My main research areas are machine learning / data mining, bioinformatics, information retrieval, web link analysis, and high performance computing. My research are supported by National Science Foundation grants and University of Texas Regents STARS Award. I have published about 200 papers that were cited 12,200 time (google scholar).
Our work on multi-class protein fold prediction is now standard benchmark for protein 3D strucure prediction. We discovered that Principal Component Analysis (PCA) provides the solution to K-means clustering. We proved that nonnegative matrix factorization is equivalent to K-means /spectral clustering. We generalize PCA to 2D Singular Value Decomposition for for dimension reduction of a set of 2D matrices. Our MPH technology/software for integrating multi-component executables on distributed memory architectures are adopted in many state-of-art large scale models for predicting the long-term climate. We developed the vacany tracking algorthm for provably optimal in-place multi-dimensional array index reshuffle .
After placing 27th in China's nation-wide CUSPEA Program, I came to Columbia University in 1981 and earned Ph.D. in Theoretical Physics and Computer Science on building a parallel processor using Intel 80286s and commodity FPUs ( Science, front cover story, March 18, 1988), designing algorithms and doing large scale QCD simulations on it. From 1987 to 1993, I worked at California Institute of Technology on Caltech Hypercubes developing parallel algorithms for Materials Science (see Nature article by Editor John Maddox ) and Computational Biology (see a National Research Council Report ). From 1993 to 1996, I worked at NASA's Jet Propulsion Laboratory on developing algorithms for climate data assimilation (SIAM News, front page, October 1996), sparse matrix linear solvers and parallel graph partitioning. In 1996 I joined Lawrence Berkeley National Laboratory, working on high performance computing, algorithmic R&D for climate models, application benckmarking, giving tutorials on HPF, MPI, etc, and exploring new frontiers ... the magic of matrix for clustering, ordering, ranking, embedding ... bipartite graphs for systemic representation of proteins interaction networks, motifs, domains, complexes, functional modules, pathways ...
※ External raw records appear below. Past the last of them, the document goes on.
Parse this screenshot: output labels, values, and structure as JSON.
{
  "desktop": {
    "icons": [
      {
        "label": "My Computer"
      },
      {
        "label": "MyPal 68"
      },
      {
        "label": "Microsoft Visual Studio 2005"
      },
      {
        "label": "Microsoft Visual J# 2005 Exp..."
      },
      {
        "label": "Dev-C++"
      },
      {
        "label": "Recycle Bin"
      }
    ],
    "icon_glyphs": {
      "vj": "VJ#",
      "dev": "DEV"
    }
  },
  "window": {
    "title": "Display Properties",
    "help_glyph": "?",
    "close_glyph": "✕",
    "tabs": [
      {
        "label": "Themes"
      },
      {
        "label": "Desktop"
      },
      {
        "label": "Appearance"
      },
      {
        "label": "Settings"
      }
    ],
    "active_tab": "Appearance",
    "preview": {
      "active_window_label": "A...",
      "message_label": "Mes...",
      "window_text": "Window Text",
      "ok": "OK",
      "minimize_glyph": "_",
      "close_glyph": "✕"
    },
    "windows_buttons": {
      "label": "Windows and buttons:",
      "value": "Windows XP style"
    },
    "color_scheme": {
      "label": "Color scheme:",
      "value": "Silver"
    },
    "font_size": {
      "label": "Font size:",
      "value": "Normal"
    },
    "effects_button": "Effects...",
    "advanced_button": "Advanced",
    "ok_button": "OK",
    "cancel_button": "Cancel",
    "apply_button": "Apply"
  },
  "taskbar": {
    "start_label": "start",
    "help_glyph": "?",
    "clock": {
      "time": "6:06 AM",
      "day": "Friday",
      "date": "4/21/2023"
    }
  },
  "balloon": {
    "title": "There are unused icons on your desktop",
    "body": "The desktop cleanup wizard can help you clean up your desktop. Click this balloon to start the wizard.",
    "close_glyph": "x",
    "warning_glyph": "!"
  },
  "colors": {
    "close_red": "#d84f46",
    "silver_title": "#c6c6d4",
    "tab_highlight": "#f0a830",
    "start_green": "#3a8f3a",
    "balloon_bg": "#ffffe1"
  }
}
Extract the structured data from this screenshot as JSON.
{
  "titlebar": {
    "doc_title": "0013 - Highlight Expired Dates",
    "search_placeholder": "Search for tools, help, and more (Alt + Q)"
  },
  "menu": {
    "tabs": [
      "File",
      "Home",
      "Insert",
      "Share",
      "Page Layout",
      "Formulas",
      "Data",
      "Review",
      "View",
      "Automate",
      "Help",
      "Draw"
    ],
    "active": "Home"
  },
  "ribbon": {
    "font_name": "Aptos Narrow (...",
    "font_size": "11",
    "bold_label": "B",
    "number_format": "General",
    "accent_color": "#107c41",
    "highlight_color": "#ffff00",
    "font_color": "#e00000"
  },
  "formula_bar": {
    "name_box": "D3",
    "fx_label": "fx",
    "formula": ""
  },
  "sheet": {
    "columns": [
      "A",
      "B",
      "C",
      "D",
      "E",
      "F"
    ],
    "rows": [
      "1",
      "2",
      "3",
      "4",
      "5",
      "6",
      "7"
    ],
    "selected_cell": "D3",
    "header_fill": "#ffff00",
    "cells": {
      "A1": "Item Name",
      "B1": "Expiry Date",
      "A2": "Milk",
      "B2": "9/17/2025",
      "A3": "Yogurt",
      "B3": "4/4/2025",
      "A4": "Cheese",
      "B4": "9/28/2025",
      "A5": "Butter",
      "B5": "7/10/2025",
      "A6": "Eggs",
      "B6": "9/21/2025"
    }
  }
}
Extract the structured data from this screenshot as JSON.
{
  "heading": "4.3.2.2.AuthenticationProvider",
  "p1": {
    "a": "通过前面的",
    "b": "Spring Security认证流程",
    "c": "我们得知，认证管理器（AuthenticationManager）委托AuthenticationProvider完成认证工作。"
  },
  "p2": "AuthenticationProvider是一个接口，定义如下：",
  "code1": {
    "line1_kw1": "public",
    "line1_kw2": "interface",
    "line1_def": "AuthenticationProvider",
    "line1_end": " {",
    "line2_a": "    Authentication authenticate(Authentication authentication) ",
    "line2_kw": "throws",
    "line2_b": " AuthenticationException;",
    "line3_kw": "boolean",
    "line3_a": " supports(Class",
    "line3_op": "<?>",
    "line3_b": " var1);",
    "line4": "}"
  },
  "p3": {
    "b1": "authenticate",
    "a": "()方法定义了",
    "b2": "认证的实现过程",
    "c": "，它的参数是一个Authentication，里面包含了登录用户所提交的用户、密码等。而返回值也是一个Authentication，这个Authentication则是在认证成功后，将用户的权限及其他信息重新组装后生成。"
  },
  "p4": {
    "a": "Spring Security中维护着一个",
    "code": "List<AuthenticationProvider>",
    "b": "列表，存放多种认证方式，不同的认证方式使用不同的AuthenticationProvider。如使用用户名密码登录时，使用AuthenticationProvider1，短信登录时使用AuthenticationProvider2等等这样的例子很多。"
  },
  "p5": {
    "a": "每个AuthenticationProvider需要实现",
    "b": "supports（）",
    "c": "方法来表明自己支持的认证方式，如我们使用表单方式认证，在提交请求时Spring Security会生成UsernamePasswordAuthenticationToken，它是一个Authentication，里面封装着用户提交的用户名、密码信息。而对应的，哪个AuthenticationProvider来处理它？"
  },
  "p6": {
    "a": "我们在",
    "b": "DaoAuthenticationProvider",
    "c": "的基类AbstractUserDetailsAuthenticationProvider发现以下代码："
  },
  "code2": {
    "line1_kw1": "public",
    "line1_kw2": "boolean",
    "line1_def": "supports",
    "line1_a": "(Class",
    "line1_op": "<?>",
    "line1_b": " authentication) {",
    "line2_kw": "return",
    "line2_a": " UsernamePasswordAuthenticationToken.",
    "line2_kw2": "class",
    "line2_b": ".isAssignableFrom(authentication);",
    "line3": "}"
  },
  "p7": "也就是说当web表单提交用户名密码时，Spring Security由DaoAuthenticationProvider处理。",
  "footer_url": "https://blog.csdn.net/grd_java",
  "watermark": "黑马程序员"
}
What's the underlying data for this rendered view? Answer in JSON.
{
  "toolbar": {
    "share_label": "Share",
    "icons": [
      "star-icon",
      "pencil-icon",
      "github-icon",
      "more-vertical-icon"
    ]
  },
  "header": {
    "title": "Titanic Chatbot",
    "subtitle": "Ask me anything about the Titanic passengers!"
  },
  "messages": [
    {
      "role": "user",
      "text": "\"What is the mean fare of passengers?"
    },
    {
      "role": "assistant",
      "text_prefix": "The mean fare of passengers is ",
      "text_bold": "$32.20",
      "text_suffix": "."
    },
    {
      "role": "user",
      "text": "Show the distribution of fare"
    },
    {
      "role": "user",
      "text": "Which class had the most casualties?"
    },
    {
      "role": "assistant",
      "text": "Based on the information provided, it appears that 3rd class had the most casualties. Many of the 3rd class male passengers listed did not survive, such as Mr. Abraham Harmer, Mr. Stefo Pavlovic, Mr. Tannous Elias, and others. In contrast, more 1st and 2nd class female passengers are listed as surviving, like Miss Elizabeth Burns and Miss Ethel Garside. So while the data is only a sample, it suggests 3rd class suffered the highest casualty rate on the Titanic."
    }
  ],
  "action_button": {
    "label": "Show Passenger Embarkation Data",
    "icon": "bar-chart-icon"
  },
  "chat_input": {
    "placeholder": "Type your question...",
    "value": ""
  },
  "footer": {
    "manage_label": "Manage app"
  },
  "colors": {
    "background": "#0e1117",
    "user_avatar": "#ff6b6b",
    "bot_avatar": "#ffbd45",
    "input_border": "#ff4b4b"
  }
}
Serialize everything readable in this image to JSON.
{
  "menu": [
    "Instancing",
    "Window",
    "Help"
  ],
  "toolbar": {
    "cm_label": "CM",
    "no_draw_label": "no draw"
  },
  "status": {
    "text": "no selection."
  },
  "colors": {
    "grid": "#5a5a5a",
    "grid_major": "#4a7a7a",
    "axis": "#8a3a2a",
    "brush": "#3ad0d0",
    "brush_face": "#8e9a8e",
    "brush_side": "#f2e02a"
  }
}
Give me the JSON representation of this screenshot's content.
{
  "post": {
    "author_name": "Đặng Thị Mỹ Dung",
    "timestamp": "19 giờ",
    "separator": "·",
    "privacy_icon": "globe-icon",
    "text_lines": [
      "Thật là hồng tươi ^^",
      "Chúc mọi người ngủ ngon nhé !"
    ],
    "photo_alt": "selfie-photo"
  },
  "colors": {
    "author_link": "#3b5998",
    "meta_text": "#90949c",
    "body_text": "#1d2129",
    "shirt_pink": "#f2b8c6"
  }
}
I received a Pfister Fellowship at Columbia (1981-83), four Best Paper Awards for climate data assimilation parallel algorithm and supernova detection using support vector machines, a NASA Group Achievement Award at JPL, and two Outstanding Performance Awards at Lawrence Berkeley National Laboratory. I served in review panels for US National Science Foundation, and reviewer for research proposals of National Science Foundations of Ireland, Israel, and Research Grants Council of Hong Kong. I also served for bioinformatics journal, and program committees of leading conferences in data mining, machine learning and bioinformatics. With Prof. Tao Li, we organize annual workshops on data mining using matrices and tensors.
Webpage Ranking. Type in query words on a search engine and you get millions of returned webpages. A challenge is to rank them such that the most informative webpages come on the top. Two popular ranking algorithms are PageRank (Google) and HITS (IBM). We use matrix techniques and proved via closed-form solutions that these elaborate rankings are in fact equivalent to the ranking by indegree (# of inbound hyperlinks), assuming the web is an expected-degree-sequence random graph -- Your webpage must be valuable since it's pointed to by many other links!